Rendre des comptes: On n’est visiblement passé à côté d’un bon point, possiblement en voulant éviter d’écorcher les lourds monopoles publics québécois. À Berlin, le transport en commun est un faux PPP: deux sociétés publiques exploitent le transport en commun mais elles doivent respecter un lourd cahier des charges au risque de subir des pénalités financières. La ponctualité, la fréquence du service, les investissements… tout ceci est pris en compte par la ville. À chaque année, elles « passent au cash » et le contrat ne leur est pas dû à son échéance chaque 7 ans. Quelques jours de grève en mars 2008 ont coûté cher à la BVG, qui n’a pas été subventionnée pour les jours sans service. Même chose pour la crise à la S-Bahn, qui a vu la filiale de Deutsche Bahn privée de centaines de millions d’Euros en plus de coûter leurs emplois au dirigeants de l’entreprise et d’entrainer des poursuites d’usagers résultant en l’obligation d’indemniser les gens pendant l’hiver 2010. Et comme la ville décide des tarifs, bien une pénalité financière ne peut pas être récupérée via les ventes de tickets.

La BVG est certes très endettée mais, certaines années, elle fait des surplus budgétaires. Quand est-ce que c’est arrivé à la STM?

Historique: Presque raté. Le système actuel de TEC berlinois ne date pas de 1990. Les chemins de fer sur lesquels roulent la S-Bahn ont commencé à être construits dans les années 1880, la U-Bahn a été ouverte en 1902. Bien sûr, il y a eu d’énormes destructions pendant la guerre et la division de la ville n’ont pas aidé, ils ont ralenti son développement. Sauf que là, à entendre Jean-François Lépine, quelqu’un s’est levé un matin en 1990 et s’est dit « Bon, on va faire 4-6 voies de chemins de fer entre Zoologischer Garten et Alexanderplatz avec une grosse gare en vitre dans le milieu »…. ça ne s’est pas passé de même! Lors d’un reportage sur les artistes à Berlin, Maxence Bilodeau avait fait pareil: pour eux, Berlin est né en 1990. Non, en 1237!
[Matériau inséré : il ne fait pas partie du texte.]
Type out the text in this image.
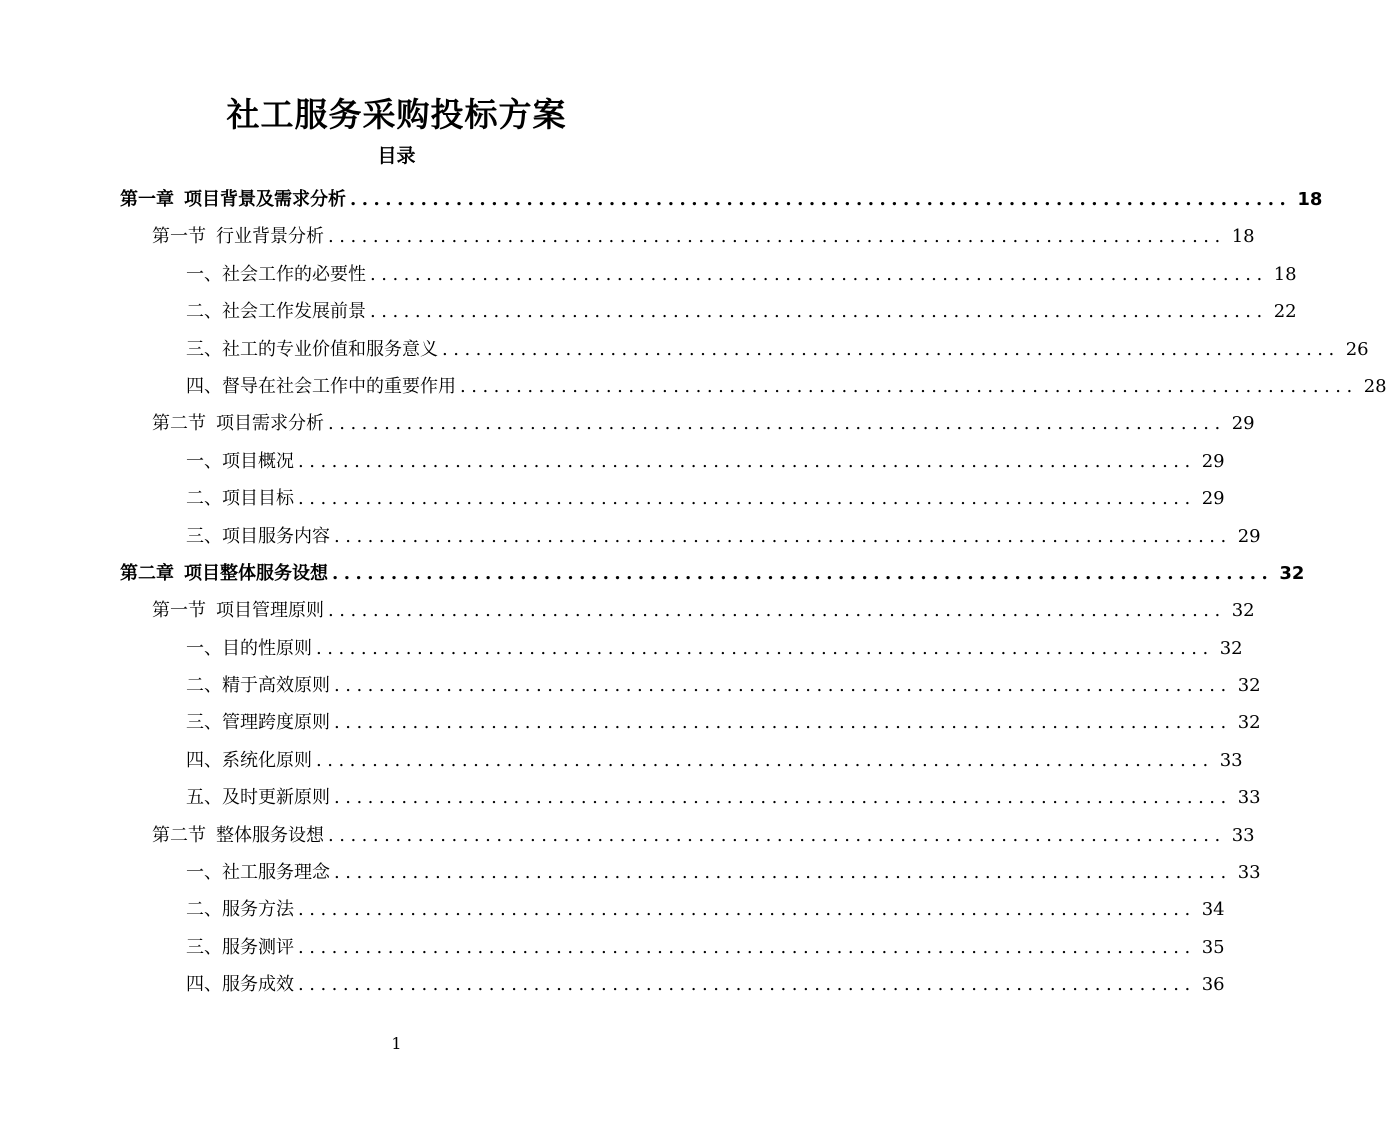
社工服务采购投标方案
目录
第一章 项目背景及需求分析 ................................................................................ 18
第一节 行业背景分析 ................................................................................ 18
一、社会工作的必要性 ................................................................................ 18
二、社会工作发展前景 ................................................................................ 22
三、社工的专业价值和服务意义 ................................................................................ 26
四、督导在社会工作中的重要作用 ................................................................................ 28
第二节 项目需求分析 ................................................................................ 29
一、项目概况 ................................................................................ 29
二、项目目标 ................................................................................ 29
三、项目服务内容 ................................................................................ 29
第二章 项目整体服务设想 ................................................................................ 32
第一节 项目管理原则 ................................................................................ 32
一、目的性原则 ................................................................................ 32
二、精于高效原则 ................................................................................ 32
三、管理跨度原则 ................................................................................ 32
四、系统化原则 ................................................................................ 33
五、及时更新原则 ................................................................................ 33
第二节 整体服务设想 ................................................................................ 33
一、社工服务理念 ................................................................................ 33
二、服务方法 ................................................................................ 34
三、服务测评 ................................................................................ 35
四、服务成效 ................................................................................ 36
1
Achalandage: L’excellence relative des TEC berlinois n’expliquent pas à elle-seule leur popularité. Une auto en ville, de manière générale, c’est souvent embarassant. L’essence est plus chère en Allemagne, Berlin est une ville pauvre. Aussi, ne pas oublier que les vignettes pour accéder au centre-ville aux voitures les plus polluantes ont fait en sorte que beaucoup de « vieilles minounes » n’ont plus le droit de sortir.

On dit aussi qu’à Montréal, un très large pourcentage d’automobilistes vient des banlieues. À l’oeil, on voit très vite à Berlin que la grande majorité des véhicules vus en ville sont « plaqués » « B » et non dans l’un des Landkreise autour de la ville. En fait, seulement 250000 personnes font la navette entre Berlin et les villes avoisinantes pour le travail ou les études donc la banlieue est un sujet marginal là-bas. Le faible coût des logements (maisons comme appartements) ainsi que la superficie de la ville (892 km2, dans certains quartiers on est à la campagne) jouent en sa faveur.